The U.S. Federal Aviation Administration on Tuesday released new drone regulations that will allow limited commercial, research, and rescue flights, among other purposes.

The rules come into effect in late August, and will permit flights for things like agriculture, research and development, and academic/educational use, Reuters reported. Other sanctioned fields include aerial photography, wildlife nesting evaluations, and inspections of antennas, bridges, pipelines, and power lines.

To qualify drones must weigh less than 55 pounds, and fly no higher than 400 feet or 100 miles per hour. Vehicles can fly at night with special lighting, but must always stay at least 5 miles away from airports, and won't be allowed at all in Washington, D.C. because of existing security policies.

Pilots must be 16 or older, get proper certification, and inform the FAA whenever an incident occurs with serious injuries or damage to property.

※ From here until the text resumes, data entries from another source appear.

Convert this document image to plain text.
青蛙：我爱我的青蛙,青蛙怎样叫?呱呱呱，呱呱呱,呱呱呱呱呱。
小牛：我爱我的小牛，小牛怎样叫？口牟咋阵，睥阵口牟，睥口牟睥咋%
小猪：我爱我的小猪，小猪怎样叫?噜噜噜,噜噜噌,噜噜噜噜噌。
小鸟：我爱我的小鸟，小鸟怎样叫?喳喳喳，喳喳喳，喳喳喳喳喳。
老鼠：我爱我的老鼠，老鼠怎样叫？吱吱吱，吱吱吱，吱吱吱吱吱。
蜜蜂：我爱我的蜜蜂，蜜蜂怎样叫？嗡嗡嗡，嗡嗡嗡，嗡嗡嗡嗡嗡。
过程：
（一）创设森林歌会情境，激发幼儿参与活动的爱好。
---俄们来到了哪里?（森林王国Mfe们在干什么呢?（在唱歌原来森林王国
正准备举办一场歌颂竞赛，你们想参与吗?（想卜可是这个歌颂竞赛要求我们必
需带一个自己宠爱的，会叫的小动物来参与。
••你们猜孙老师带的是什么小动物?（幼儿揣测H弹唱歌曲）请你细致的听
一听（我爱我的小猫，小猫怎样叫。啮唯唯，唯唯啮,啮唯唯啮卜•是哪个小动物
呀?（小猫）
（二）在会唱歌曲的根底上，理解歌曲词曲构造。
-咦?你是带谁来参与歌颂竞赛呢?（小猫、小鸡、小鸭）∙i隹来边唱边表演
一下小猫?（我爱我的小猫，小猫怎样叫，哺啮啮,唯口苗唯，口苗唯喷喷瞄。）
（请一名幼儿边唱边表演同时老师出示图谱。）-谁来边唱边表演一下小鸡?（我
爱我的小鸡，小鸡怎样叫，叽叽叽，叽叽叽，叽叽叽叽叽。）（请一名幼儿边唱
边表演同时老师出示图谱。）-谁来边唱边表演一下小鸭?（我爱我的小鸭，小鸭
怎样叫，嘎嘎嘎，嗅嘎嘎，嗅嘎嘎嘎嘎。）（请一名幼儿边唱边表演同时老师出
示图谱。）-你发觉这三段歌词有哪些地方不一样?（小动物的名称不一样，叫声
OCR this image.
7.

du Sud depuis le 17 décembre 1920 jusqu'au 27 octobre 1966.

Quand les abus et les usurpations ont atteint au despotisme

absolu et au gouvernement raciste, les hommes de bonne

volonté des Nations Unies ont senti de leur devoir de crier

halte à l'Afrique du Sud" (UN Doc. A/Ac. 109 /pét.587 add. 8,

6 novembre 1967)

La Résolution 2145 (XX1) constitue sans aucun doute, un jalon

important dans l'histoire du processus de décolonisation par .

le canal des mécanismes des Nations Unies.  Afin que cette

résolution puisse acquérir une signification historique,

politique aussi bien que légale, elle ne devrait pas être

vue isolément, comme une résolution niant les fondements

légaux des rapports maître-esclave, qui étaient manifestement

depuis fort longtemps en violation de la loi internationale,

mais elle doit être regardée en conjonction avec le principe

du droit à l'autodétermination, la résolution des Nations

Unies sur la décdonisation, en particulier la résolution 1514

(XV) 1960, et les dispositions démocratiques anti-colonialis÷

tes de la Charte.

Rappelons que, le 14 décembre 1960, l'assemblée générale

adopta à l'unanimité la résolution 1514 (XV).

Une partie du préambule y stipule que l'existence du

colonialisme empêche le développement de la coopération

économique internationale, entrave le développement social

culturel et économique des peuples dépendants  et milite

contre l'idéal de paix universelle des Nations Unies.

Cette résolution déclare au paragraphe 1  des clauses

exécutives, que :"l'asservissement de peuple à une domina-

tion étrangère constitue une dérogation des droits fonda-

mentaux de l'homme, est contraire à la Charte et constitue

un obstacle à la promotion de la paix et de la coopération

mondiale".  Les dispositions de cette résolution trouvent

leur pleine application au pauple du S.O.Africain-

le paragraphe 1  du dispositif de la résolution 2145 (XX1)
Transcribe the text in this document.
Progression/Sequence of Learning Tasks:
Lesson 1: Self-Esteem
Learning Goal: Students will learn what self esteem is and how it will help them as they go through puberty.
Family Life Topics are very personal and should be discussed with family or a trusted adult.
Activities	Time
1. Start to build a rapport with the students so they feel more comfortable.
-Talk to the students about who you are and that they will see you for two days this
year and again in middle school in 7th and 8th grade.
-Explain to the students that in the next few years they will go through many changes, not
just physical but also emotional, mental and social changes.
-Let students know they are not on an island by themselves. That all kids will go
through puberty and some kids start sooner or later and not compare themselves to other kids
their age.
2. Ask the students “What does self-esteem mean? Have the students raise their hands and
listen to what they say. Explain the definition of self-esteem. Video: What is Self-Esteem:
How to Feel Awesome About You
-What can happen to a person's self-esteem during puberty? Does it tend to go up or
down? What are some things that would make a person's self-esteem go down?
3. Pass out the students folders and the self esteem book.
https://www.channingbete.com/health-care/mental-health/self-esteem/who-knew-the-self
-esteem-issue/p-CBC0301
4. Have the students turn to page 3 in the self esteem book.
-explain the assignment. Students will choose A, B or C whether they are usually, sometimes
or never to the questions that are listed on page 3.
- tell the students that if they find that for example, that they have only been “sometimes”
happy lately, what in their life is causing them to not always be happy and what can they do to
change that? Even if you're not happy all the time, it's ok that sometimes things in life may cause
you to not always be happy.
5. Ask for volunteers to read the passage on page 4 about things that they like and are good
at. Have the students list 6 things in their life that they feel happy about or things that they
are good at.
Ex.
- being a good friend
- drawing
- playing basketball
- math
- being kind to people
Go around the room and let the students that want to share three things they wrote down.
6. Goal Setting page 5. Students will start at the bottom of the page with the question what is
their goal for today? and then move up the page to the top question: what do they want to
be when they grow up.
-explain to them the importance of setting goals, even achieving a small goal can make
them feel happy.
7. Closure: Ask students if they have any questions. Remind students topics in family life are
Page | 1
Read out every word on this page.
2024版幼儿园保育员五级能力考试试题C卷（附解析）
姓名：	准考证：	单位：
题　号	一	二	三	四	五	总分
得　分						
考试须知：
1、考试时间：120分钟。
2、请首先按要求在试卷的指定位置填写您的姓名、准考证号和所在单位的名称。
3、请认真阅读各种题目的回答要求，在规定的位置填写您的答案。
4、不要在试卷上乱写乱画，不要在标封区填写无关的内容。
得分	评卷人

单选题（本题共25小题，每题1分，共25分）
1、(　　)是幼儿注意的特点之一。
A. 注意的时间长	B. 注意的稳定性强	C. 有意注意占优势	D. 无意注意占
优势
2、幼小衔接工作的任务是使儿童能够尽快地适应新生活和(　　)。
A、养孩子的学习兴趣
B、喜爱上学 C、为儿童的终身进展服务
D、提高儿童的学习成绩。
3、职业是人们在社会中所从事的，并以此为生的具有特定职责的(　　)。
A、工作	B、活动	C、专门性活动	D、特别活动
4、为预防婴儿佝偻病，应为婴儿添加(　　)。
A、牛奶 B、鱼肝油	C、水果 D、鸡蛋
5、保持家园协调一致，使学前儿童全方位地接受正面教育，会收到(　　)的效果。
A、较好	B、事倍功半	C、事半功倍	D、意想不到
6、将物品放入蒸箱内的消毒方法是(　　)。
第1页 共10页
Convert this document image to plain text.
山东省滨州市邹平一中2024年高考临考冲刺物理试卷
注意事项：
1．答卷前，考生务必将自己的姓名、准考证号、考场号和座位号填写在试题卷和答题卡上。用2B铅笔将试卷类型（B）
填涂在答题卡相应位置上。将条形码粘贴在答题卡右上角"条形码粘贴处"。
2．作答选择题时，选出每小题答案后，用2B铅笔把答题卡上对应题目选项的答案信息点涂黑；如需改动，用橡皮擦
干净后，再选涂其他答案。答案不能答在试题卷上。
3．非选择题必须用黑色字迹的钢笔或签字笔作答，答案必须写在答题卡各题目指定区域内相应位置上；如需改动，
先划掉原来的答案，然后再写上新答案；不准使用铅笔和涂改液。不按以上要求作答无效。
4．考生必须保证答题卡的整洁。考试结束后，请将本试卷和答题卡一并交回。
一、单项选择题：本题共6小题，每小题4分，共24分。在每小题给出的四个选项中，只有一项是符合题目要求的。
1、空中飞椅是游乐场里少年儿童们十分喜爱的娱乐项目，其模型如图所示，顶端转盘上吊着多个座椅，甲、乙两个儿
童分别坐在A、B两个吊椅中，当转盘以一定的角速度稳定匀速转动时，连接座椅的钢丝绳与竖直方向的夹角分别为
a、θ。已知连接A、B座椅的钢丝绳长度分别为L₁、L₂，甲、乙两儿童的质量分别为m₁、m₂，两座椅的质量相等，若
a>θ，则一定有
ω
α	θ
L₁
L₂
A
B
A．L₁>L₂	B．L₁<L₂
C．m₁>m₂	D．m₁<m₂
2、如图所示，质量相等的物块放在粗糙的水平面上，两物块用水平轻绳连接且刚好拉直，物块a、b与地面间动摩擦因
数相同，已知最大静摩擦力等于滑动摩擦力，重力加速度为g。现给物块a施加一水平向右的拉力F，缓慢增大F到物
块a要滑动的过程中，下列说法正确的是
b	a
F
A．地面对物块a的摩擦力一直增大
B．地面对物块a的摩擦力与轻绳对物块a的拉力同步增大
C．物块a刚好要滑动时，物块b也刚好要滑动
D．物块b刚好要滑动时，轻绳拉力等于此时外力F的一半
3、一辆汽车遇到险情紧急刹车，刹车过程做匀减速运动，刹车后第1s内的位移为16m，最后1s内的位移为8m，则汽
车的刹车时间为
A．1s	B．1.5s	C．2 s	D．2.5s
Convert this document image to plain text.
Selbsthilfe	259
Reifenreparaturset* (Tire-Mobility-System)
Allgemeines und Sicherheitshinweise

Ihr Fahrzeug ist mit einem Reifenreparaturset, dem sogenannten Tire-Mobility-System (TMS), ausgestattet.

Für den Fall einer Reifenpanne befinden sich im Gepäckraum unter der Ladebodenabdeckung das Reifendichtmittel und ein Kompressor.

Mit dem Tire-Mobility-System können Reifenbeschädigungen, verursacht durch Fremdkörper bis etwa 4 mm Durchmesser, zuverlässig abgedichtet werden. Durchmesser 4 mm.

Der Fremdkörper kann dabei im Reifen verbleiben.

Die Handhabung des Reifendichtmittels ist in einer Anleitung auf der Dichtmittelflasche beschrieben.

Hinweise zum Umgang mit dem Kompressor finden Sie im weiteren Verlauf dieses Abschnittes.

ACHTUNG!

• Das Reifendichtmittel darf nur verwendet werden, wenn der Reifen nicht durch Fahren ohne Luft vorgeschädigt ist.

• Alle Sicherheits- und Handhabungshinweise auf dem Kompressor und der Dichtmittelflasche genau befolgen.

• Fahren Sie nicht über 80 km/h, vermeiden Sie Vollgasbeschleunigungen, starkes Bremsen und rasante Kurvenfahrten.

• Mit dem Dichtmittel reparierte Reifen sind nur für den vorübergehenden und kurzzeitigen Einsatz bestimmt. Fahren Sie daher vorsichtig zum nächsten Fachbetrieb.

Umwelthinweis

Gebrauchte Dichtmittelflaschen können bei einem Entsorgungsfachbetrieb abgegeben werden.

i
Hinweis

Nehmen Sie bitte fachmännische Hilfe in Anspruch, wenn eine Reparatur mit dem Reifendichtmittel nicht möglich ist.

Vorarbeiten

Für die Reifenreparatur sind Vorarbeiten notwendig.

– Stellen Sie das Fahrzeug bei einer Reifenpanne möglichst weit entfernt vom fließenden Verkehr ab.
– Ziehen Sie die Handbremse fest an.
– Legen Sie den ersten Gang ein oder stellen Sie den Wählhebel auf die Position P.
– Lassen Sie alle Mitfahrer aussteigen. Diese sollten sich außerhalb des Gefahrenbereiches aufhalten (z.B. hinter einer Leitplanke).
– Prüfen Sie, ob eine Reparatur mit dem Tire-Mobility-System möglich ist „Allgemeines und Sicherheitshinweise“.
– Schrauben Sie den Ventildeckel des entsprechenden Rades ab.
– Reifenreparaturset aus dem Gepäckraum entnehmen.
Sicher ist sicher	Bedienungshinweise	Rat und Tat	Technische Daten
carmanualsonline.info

They must also stay within visual range of drones and not fly directly over people.

Conspicuously absent from the new rules are aerial deliveries planned by companies like Amazon. A separate set of rules will arrive sometime in the future, according to FAA head Michael Huerta.

Deliveries may be one of the trickier regulatory issues, since by necessity delivery drones have to fly at high speeds beyond operator range, and then descend to drop off their packages — possibly in crowded urban areas.